3. Register the Containers on GitHub

   • Upon successful orchestration of the CD pipeline a Frontend & Backend container is registered within the repository on GitHub.

Deployment Files

/.github/workflows
    - backend_cd.yml
    - backend_ci.yml
    - docs_cicd.yml
    - frontend_cd.yml
    - frontend_cd.yml
/backend
    - .dockerignore
    - docker-entrypoint.sh
    - dockerfile
/frontend
    - .dockerignore
    - docker-entrypoint.sh
    - dockerfile
    - nginx.conf

Please Note

All the steps up to this point have not been Render specific and the produced front and backend containers can be taken from the registry, configured thorough the use of environment variables and deployed via almost any method desired.

1. Deploy the Backend & Frontend Containers on Render

   • The next step after registering the containers is deploying them to Render. This is step is automated thorough the use of deployment hooks, one for the frontend and one for the backend, in order to access the hooks provided by Render the following steps have been completed:

   • Create a Environment on Render

     • The application sits within an environment created in the Render dashboard that consists of three individual services.

   • Create a PostgreSQL Database Service in the Environment

     • A PostgreSQL database has been configured as a service within the application.

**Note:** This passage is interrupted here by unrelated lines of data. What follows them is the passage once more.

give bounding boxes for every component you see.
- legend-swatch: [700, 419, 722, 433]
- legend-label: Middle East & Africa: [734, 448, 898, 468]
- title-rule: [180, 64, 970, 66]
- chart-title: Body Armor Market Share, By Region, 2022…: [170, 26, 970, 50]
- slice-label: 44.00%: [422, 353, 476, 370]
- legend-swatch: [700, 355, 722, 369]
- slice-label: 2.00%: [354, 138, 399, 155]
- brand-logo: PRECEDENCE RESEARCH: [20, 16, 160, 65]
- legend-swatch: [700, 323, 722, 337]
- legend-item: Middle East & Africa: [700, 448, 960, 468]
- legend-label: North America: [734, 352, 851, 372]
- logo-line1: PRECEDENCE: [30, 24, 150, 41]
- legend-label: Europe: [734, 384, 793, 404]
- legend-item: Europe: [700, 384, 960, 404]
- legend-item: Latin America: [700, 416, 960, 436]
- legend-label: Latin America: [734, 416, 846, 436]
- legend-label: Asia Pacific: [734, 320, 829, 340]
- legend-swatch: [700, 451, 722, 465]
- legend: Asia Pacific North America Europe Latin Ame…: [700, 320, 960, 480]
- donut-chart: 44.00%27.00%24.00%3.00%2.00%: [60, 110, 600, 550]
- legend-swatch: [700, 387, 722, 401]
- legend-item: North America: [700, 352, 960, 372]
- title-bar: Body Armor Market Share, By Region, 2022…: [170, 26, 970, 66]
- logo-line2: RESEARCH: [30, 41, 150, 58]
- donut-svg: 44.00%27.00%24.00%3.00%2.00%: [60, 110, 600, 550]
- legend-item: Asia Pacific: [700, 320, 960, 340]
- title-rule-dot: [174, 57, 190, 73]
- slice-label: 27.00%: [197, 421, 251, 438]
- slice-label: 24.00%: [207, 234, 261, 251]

   • Create The Front and Backend Services in the Environment

     • Separate web services have been created within the Render environment. One for the Frontend and one for the Backend. Each of these services has had their environment variables configured through the Render UI based upon the .env.template files found within the Frontend & Backend folders.

     Info

     When running the application for local development, copies of these files are created and the template suffix dropped in order to run the application. To prevent the leaking of secrets to the public these files have been added to the repositories global .gitignore file. More information on setting the project up locally can be found in the CONTRIBUTING.md file at the root of the repository.

     Info

     As the frontend is a Vite application that is built during the CD pipeline and the resulting container pushed to a registry, environment variables are injected at runtime. This is achieved by a script that generates a env-config.js file within the Docker container when it starts, making the variables available to the application.

   • Register The Hook in GitHub

     • The provided hook, found in the settings tab of the Render UI for each respective web service, has then been registered in the GitHub repositories Settings tab under the Secrets and Variables: Actions section. The CD pipelines utilize these keys to trigger automated deployment to the platform.

Please Note

The developer documentation, detailed in the docs folder of the repository, is a MKDocs application that is automatically deployed via a CI/CD action on GitHub to there static website hosting platform (GitHub Pages). The pipeline leverages UV to install the required dependencies and build the static website before pushing these files to a gh-pages branch that the site is configured to display from within the GitHub dashboard.